Il Buddha Sakyamuni e Nichiren Daishonin, non sono più visibili fisicamente perche sono entrati nel Nirvana molto tempo fa. Sono morti? O sono ancora vivi? Ci possono aiutare o no? Sono ancora vivi grazie alle loro parole, perche con i loro isegnamenti ci guidano verso una vita sempre più buddista, ci aiutano ad aprire il nostro mondo e la nostra comprensione, e ci portano fuori dalla catena di continue sofferenze, verso l'illuminazione. Ogni carattere ed ogni parola del Sutra el Loto è un Buddha, perchè rappresenta l'illuminazione del Buddha. Le parole di Nichiren Daishonin ci insegnano come ottenere e mantenere la fede nel Sutra del Loto, in modo che anche noi possiamo diventare Buddha. Tutto ciò sarebbe un'altra cosa molto importante su cui riflettere. Nichiren Daishonin scrisse nel "Ho'on Jo" nel 1276 al suo maestro di Buddismo, Dozen, quando sentì della sua morte:
"Fiori tornerano ai suoi radici. Il vero gusto della frutta rimane nella terra. Al mio Maestro, Dozen, dedico tutti i miei meriti che fino ad adesso avevo accumulato. Namu Myoho Renge Kyo. Namu Myoho Renge Kyo."
(21 luglio 1276, Minobu)

Torniamo adesso, un attimino, alla canzone di Simon e Garfunkel. "I am a rock, I am an island..." (sono una pietra, sono un'isola.). Nel senso Buddista neppure una pietra ed un'isola sono sole. Anche la pietra riceve supporto dalla terra, ed un'isola è un'isola soltanto perchè che c'è il mare che la circonda. Siamo tutti collegati, e viviamo perche ci sono gli altri, godiamo la vita perche ci sono gli altri, possiamo conoscere e praticare questo buddismo perche ci sono stati il Buddha, Nichiren Daishonin, i vari maestri del Dharma e tanti altri preti e credenti prima di noi, nonchè grazie anche agli sforzi degli altri. Non esiste solo il concetto di "IO", il Buddismo ci insegna che "io" e incluso nella parola "noi" e "tutti".

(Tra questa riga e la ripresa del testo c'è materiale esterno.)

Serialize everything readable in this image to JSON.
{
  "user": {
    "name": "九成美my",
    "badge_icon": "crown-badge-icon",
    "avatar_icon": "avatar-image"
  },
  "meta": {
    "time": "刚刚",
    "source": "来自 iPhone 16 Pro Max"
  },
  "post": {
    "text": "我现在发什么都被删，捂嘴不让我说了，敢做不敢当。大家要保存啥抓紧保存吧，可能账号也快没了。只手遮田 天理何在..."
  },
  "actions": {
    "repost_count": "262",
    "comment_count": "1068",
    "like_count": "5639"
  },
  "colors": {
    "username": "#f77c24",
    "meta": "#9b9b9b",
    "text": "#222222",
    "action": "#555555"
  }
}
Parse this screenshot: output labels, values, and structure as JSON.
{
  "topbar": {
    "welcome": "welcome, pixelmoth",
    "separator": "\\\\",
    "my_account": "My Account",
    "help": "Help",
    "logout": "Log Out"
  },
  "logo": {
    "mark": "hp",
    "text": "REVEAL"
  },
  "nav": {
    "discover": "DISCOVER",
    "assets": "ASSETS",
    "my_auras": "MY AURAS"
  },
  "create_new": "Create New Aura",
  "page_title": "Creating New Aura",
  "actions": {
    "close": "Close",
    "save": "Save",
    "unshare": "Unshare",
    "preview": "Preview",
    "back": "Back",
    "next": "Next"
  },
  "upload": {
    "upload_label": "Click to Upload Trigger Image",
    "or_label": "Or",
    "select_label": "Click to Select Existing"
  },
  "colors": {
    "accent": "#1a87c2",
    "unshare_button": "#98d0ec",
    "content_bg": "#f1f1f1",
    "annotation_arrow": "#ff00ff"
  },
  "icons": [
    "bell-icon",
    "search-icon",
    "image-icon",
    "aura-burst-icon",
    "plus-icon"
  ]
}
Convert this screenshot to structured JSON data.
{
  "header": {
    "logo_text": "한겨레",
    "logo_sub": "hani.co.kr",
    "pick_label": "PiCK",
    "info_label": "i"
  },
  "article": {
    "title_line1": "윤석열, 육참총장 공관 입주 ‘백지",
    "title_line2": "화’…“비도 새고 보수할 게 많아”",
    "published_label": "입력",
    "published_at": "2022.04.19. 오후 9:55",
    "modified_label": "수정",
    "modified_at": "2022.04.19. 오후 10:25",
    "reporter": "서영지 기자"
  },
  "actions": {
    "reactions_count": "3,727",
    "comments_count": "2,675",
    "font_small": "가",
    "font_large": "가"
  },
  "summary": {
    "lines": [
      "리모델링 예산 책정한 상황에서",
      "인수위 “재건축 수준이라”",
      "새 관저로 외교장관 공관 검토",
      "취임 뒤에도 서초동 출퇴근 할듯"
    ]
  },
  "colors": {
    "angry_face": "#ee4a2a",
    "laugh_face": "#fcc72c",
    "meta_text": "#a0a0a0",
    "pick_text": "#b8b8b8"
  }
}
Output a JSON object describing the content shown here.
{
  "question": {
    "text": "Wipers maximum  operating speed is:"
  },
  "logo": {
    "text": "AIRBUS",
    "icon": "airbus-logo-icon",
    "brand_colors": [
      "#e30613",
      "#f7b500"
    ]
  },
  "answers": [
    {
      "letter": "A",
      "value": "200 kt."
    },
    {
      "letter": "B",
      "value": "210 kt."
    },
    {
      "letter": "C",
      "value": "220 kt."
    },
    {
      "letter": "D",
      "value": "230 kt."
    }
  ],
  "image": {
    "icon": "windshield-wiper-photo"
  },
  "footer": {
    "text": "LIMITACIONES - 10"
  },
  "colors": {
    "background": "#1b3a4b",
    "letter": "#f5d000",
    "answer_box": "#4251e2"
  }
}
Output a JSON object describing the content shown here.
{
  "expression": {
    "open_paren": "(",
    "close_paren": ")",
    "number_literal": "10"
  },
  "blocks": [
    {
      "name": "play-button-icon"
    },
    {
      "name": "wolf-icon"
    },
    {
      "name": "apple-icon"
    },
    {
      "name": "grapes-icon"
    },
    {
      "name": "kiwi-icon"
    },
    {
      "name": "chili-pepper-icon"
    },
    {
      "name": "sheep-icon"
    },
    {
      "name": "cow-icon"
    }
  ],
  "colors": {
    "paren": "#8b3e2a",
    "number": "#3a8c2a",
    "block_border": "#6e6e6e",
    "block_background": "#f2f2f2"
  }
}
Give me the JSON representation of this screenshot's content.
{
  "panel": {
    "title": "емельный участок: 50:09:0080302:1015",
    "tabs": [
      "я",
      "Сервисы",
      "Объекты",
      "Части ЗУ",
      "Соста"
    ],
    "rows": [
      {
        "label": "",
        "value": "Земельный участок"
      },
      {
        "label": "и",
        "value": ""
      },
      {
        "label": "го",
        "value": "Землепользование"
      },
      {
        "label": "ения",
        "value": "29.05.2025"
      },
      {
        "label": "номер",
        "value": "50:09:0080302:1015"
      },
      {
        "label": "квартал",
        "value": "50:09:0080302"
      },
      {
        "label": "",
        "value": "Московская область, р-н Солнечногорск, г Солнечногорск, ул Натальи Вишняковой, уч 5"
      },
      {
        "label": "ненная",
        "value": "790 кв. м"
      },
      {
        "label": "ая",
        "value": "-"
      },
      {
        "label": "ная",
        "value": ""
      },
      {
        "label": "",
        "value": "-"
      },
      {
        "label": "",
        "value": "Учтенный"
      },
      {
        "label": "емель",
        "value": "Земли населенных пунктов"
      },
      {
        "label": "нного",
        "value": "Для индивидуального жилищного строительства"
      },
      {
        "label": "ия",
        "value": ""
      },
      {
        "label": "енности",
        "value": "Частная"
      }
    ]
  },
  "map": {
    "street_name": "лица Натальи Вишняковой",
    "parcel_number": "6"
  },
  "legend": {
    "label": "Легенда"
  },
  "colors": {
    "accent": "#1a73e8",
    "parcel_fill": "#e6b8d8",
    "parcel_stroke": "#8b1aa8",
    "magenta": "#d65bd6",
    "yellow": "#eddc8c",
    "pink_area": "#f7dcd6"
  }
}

Non dimentichiamo neppure lo spirito buddista di "Ho'on". Cerchiamo, in qualsiasi maniera, di risconoscere il nostro debito e di apprezzare tutti quelli che incontriamo. Con lo spirito di "Gassho", offriamo parole dolci e simpatiche, magari un sorriso anche alle persone che non conosciamo; e cerchiamo di apprezzare tutti e tutto. Offriamo e dedichiamo anche i nostri cuori, le preghiere, le azioni, le parole, i nostri meriti, ecc... al Buddha e a Nichiren Daishonin, come Nichiren ha dedicato al suo Maestro.
Gassho,
Namu Myoho Renge Kyo, Namu Myoho Renge Kyo, Namu Myoho Renge Kyo.